The aforementioned Visual Studio Code extension for Bicep includes a visualizer. All of these bicep files are visualized as follows:

Orleans: Shopping cart sample app bicep provisioning visualizer rendering.

Staging environments

The deployment infrastructure can deploy to staging environments, which are short-lived, test-centric, and immutable throwaway environments. These environments are very helpful for testing deployments before promoting them to production.

Note

If your App Service is running on Windows, each App Service must be on its own separate App Service Plan. Alternatively, to avoid such configuration, you could instead use App Service on Linux, and this problem would be resolved.

Summary

As you update the source code and push changes to the main branch of the repository, the deploy.yml workflow will run. It will provide the resources defined in the bicep files and deploy the application.

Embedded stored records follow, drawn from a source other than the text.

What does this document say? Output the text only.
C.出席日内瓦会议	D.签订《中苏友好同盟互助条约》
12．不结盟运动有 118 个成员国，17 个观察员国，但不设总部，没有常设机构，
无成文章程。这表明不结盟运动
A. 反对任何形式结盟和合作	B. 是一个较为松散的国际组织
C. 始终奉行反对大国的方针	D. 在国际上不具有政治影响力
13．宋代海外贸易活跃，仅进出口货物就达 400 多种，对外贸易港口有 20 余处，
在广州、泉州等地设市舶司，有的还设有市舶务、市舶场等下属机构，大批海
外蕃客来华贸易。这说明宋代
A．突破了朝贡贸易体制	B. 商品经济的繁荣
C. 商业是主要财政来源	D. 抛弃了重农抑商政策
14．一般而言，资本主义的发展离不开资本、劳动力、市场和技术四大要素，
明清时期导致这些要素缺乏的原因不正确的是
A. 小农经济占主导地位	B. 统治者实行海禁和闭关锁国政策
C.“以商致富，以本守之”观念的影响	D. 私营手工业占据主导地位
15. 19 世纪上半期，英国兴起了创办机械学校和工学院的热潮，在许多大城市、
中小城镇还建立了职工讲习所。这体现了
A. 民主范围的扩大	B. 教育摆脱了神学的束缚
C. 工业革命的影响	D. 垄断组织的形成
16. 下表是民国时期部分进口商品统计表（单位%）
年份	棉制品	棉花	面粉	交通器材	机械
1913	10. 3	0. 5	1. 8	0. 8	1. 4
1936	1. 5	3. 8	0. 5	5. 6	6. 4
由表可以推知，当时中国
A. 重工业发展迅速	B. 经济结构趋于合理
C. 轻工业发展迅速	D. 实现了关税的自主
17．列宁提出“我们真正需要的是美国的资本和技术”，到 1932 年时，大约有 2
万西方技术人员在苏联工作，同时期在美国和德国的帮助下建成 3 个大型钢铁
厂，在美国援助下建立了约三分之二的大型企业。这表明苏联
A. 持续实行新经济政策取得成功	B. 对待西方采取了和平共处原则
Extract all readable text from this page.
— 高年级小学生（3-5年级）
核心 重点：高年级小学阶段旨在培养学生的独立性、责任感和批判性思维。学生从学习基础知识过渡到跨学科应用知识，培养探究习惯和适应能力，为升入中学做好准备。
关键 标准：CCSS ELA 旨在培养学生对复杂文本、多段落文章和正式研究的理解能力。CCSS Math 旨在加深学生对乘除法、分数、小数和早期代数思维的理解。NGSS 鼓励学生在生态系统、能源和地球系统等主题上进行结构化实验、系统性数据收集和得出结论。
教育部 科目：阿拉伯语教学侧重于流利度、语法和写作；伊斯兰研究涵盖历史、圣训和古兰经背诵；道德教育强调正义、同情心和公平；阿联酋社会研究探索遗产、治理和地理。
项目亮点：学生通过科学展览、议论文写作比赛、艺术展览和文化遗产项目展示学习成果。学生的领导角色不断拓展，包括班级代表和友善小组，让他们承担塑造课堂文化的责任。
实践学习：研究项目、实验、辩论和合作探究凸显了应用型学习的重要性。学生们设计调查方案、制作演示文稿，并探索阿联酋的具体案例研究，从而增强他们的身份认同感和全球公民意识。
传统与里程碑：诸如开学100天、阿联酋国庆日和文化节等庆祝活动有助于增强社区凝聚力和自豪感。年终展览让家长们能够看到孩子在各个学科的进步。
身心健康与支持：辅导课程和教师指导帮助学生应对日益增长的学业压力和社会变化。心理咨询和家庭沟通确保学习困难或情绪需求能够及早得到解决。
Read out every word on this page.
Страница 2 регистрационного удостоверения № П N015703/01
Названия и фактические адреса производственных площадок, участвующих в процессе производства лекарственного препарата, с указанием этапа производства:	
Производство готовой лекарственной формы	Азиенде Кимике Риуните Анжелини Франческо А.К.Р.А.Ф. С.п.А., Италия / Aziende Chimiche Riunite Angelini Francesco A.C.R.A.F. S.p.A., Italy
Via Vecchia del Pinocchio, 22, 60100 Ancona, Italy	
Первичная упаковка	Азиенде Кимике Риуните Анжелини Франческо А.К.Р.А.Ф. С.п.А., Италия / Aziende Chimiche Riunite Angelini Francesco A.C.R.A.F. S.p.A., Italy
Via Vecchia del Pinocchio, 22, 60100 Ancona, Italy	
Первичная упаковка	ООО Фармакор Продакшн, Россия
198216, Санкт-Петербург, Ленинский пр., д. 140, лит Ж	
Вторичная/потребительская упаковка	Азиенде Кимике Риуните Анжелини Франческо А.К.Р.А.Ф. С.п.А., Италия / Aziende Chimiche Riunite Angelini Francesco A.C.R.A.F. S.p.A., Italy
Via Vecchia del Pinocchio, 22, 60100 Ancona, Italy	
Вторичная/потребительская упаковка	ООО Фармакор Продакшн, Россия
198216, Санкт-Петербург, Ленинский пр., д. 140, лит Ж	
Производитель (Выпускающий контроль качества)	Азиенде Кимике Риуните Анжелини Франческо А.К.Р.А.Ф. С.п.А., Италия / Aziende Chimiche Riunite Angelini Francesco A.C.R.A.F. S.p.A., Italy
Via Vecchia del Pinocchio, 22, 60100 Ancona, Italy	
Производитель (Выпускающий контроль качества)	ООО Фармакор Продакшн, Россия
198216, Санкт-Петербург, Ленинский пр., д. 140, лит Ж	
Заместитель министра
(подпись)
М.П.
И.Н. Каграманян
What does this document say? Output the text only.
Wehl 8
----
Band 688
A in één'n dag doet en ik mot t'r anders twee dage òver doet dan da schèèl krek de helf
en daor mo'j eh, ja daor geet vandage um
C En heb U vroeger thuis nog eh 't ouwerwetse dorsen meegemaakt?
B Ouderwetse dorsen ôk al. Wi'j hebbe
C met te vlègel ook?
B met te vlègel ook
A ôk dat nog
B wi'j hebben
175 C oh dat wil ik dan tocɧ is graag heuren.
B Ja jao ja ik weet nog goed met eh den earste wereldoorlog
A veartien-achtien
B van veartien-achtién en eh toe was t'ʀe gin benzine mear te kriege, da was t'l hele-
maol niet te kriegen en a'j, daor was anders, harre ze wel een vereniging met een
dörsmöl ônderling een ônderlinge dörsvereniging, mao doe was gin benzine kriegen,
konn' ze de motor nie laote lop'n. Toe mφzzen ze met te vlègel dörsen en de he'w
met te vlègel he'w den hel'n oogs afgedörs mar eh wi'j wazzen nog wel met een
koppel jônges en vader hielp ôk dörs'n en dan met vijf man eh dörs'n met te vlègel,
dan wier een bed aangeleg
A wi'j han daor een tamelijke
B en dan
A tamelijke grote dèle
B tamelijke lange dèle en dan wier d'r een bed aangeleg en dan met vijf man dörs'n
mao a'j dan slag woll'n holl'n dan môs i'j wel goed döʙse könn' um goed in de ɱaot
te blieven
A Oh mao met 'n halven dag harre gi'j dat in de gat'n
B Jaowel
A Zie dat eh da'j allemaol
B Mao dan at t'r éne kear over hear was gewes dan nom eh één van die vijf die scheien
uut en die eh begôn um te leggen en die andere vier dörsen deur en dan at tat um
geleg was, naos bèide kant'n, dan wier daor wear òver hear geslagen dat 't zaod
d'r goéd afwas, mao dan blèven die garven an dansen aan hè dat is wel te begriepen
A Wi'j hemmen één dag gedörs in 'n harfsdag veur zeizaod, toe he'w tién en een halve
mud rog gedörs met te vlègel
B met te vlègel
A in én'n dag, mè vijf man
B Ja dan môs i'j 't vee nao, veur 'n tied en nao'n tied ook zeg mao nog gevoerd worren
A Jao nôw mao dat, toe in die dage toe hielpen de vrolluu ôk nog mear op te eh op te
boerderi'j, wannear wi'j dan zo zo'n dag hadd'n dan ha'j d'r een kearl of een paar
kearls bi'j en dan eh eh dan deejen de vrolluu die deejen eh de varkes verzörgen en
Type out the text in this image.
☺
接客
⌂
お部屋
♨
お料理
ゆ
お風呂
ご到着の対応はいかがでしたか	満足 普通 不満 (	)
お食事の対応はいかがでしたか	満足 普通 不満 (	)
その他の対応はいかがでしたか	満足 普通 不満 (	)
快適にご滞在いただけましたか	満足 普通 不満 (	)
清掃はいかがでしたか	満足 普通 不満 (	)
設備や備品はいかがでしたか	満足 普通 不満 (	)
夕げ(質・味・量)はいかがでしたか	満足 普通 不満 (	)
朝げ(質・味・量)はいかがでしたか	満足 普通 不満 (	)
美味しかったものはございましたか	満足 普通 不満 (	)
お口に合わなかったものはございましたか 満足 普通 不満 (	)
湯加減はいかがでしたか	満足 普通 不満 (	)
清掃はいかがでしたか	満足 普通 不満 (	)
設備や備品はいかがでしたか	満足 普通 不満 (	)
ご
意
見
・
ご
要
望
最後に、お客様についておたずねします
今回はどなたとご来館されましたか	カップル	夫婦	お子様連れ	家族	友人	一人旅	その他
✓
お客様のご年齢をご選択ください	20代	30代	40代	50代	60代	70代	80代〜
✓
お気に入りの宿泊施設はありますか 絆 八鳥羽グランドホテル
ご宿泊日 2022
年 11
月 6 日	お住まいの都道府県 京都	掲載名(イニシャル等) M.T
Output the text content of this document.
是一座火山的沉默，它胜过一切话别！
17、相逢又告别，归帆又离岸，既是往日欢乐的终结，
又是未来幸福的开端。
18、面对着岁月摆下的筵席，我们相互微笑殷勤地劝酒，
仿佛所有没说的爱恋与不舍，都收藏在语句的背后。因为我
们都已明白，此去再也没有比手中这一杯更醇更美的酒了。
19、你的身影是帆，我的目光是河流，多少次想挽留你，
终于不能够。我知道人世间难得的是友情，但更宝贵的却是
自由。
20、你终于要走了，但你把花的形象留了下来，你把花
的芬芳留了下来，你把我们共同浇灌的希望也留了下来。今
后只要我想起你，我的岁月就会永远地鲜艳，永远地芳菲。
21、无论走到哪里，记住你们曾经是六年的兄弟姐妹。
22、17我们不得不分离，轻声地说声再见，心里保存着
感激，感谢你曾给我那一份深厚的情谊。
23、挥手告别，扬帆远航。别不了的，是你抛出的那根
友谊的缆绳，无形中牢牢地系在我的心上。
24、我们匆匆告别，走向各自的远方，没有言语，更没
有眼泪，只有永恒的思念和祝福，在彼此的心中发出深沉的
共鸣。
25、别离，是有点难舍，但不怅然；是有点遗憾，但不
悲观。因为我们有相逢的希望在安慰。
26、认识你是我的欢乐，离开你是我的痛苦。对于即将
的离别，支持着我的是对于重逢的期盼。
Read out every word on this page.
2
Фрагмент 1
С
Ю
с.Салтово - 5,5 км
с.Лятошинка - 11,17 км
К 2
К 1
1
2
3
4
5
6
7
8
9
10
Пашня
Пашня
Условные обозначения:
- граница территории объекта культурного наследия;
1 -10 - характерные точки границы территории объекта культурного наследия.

The application can be expanded upon to include new features, such as authentication, or to support multiple instances of the application. The primary objective of this workflow is to demonstrate the ability to provision and deploy resources in a single step.

In addition to the visualizer from the bicep extension, the Azure portal resource group page would look similar to the following example after provisioning and deploying the application:

Azure Portal: Orleans shopping cart sample app resources.